Marlyn Hewson, chairman, president, and CEO of Lockheed Martin Corporation: “Thanks for checking in. Marillyn Hewson is a member of the manufacturing council. We don’t have a comment.”

Andrew Liveris, chairman and CEO of The Dow Chemical Company: “I condemn the violence this weekend in Charlottesville, Virginia, and my thoughts and prayers are with those who lost loved ones and with the people of Virginia. In Dow there is no room for hatred, racism, or bigotry. Dow will continue to work to strengthen the social and economic fabric of the communities where it operates – including supporting policies that help create employment opportunities in manufacturing and rebuild the American workforce.”

Denise Morrison, president and CEO of Campbell Soup Company: “The reprehensible scenes of bigotry and hatred on display in Charlottesville over the weekend have no place in our society. Not simply because of the violence, but because the racist ideology at the center of the protests is wrong and must be condemned in no uncertain terms. Campbell has long held the belief that diversity and inclusion are critical to the success of our business and our culture. Our commitment to diversity and inclusion is unwavering, and we will remain active champions for these efforts.We believe it continues to be important for Campbell to have a voice and provide input on matters that will affect our industry, our company and our employees in support of growth. Therefore, Ms. Morrison will remain on the President’s Manufacturing Jobs Initiative.”

Mark Sutton, chairman and CEO of International Paper: “International Paper strongly condemns the violence that took place in Charlottesville over the weekend – there is no place for hatred, bigotry and racism in our society. We are a company that fosters an inclusive workforce where all employees are valued and treated with dignity and respect.  Through our participation on the Manufacturing Jobs Council, we will work to strengthen the social and economic fabric of communities across the country by creating employment opportunities in manufacturing.”

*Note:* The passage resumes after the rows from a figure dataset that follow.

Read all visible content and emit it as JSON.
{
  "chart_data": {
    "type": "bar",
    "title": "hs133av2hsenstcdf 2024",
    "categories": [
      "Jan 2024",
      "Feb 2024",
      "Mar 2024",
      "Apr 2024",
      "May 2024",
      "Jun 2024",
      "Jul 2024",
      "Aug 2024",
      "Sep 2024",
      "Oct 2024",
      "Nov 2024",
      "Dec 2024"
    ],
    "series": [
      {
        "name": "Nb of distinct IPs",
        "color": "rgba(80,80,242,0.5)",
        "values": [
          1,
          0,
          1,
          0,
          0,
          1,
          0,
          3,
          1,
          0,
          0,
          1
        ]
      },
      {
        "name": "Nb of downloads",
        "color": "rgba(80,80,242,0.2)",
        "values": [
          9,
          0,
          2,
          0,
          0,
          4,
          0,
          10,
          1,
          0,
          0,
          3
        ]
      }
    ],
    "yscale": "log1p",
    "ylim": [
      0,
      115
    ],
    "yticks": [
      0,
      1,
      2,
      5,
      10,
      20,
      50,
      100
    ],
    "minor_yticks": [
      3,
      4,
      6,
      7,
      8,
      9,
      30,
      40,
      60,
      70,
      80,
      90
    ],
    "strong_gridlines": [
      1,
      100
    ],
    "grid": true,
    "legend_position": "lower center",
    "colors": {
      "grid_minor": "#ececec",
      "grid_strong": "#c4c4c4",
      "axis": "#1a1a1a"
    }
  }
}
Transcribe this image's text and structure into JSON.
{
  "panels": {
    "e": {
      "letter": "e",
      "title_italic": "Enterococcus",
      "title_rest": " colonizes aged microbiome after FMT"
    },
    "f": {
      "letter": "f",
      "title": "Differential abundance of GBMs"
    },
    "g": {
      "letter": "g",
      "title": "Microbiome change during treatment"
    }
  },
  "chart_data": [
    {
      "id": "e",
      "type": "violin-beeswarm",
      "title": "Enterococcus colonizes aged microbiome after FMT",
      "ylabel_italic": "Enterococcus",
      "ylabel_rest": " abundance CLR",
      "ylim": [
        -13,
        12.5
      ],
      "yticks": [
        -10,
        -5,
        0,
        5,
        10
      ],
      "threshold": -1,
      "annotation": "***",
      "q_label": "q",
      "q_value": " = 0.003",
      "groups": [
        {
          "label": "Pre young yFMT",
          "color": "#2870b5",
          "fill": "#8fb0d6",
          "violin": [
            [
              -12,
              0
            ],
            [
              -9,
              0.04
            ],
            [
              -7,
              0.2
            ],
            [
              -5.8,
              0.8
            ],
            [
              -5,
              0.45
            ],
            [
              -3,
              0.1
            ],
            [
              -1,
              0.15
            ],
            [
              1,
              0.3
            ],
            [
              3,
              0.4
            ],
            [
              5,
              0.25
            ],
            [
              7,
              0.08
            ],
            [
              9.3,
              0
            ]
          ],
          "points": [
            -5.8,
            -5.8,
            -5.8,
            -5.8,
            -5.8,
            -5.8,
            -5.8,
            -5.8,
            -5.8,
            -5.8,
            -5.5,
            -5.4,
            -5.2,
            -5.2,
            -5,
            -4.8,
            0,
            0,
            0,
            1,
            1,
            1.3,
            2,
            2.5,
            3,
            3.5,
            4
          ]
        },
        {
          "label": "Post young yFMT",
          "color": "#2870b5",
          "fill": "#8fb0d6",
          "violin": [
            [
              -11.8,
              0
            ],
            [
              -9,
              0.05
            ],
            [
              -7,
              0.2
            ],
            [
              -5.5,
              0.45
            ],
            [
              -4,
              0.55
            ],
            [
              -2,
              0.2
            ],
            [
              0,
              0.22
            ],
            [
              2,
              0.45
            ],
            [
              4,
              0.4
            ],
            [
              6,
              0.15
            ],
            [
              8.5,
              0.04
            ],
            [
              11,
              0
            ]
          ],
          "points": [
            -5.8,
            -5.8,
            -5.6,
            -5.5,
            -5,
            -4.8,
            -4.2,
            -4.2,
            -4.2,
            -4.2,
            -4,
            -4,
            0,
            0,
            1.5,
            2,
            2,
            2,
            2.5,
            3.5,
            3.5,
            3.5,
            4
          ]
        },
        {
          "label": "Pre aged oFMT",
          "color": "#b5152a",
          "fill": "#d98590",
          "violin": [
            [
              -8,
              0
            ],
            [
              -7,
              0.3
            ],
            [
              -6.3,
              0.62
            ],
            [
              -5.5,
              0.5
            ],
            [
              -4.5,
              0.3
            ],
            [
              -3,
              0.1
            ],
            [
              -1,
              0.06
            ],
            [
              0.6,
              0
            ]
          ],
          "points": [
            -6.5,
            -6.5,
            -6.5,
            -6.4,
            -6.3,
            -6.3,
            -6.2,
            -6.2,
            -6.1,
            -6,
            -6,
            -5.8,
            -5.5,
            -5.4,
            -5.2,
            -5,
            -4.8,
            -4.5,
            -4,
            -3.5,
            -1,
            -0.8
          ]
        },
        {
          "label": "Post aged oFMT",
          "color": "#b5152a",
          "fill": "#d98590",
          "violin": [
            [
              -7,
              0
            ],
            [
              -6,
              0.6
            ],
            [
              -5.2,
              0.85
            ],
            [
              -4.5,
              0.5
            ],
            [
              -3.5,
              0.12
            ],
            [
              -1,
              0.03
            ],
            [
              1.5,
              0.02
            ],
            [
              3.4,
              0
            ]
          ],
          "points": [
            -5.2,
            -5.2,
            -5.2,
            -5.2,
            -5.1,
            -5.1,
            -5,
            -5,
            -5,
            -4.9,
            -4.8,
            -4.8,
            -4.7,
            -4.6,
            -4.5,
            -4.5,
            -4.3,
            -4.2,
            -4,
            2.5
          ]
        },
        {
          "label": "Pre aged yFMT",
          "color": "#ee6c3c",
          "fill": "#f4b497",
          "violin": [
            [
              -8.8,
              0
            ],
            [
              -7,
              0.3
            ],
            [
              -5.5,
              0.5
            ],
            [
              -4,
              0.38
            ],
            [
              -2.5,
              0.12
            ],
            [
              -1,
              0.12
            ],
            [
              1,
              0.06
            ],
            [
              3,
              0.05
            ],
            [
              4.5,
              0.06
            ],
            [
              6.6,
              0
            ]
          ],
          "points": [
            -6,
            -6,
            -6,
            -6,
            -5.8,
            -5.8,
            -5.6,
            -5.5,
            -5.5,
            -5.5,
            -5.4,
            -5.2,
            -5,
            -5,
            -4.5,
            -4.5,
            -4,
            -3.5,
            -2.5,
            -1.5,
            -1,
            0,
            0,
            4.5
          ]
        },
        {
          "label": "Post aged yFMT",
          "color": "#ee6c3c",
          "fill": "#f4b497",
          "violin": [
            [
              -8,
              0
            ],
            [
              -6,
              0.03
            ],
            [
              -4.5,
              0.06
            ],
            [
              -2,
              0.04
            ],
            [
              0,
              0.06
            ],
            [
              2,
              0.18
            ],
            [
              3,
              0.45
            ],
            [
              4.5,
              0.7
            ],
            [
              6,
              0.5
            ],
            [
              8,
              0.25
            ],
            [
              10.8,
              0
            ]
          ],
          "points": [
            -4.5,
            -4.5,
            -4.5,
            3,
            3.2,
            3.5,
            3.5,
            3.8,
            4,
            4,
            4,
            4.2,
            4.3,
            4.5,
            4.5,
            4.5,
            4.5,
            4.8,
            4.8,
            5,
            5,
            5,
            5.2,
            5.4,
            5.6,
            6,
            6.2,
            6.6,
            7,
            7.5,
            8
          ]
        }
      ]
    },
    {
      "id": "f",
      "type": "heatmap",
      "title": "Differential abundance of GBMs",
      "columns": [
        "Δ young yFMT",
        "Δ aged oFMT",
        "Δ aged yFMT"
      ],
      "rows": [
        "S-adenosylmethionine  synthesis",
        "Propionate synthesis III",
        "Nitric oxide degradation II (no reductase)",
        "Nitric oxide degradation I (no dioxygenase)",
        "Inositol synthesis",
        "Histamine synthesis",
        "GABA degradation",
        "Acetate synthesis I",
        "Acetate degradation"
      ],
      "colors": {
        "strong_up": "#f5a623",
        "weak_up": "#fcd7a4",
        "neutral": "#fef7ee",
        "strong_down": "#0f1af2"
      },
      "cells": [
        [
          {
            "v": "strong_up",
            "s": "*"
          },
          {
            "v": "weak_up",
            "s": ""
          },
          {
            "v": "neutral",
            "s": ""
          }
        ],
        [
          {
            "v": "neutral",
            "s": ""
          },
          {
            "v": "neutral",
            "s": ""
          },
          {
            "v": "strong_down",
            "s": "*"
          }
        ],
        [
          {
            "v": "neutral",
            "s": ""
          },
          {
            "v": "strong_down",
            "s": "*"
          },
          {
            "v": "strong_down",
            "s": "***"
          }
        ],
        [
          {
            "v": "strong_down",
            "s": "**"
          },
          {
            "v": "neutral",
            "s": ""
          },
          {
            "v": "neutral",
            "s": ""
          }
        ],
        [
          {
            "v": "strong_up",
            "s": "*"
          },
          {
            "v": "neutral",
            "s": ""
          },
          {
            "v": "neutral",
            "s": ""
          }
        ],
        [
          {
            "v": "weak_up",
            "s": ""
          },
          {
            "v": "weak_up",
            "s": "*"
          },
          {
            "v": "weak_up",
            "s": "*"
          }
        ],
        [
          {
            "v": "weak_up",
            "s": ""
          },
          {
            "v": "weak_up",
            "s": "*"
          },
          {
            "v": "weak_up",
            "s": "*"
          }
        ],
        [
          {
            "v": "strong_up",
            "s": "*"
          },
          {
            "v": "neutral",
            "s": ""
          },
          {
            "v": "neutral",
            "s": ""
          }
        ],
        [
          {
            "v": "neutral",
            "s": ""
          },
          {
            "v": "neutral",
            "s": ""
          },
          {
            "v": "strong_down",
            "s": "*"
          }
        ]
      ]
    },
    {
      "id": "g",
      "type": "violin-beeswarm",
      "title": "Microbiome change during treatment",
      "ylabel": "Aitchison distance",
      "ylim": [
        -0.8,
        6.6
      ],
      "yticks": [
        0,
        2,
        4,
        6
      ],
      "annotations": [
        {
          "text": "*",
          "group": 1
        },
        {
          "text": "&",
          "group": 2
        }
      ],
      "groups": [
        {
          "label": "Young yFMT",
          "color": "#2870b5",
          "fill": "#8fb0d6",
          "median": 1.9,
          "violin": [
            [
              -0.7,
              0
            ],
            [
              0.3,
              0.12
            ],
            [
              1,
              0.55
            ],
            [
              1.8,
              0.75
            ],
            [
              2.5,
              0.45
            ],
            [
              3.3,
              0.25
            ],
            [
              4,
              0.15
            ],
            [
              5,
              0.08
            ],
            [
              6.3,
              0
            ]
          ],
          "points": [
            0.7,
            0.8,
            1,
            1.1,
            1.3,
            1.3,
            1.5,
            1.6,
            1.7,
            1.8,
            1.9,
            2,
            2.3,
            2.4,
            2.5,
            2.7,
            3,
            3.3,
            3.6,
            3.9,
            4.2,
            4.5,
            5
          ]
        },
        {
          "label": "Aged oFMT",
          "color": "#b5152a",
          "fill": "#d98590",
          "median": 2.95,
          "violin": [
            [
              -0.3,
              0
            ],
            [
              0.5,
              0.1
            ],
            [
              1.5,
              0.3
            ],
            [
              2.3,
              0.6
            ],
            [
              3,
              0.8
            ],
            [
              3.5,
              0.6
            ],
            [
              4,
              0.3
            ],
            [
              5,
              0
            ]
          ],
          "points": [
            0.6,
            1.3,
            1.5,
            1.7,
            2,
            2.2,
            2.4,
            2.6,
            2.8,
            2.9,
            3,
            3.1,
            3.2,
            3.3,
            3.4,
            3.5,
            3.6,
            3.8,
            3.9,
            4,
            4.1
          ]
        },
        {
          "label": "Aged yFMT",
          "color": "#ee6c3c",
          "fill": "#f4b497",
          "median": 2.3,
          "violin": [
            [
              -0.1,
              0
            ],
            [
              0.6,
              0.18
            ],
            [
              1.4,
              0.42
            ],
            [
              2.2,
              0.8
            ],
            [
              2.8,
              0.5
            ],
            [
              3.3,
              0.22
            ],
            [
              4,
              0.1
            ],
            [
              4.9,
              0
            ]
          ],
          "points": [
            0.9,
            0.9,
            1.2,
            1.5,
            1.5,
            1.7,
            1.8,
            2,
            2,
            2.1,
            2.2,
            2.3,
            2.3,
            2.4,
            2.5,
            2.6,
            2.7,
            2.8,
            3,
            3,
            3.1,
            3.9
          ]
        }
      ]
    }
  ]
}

Representatives for Bill Brown of Harris Corporation, Jeff Fettig of Whirlpool Corporation, Alex Gorsky of Johnson & Johnson, Greg Hayes of United Technologies Corp., Jim Kamsickas of Dana Inc., Rich Kyle of The Timken Company, Thea Lee and Richard Trumka of the AFL-CIO, Scott Paul of the Alliance for American Manufacturing, Inge Thulin of 3M, and Wendell Weeks of Corning did not immediately respond to inquiries.

Telsa’s Elon Musk left the council in June, after Trump’s announcement that the United States would withdraw from the Paris climate agreements. Ford Motor Company’s Mark Fields, General Electric’s Jeff Immelt, Arconic’s Klaus Kleinfeld, US Steel’s Mario Longhi, and Caterpillar’s Doug Oberhelman — who were also initially named members of the council — are no longer CEOs of those companies.

The volunteer council ostensibly was established  to advise the White House on how promote growth in manufacturing jobs.The Trump administration has said it would prioritize a massive draw-down in regulatory consumer protection, corporate tax rates, and cutting trade deficits.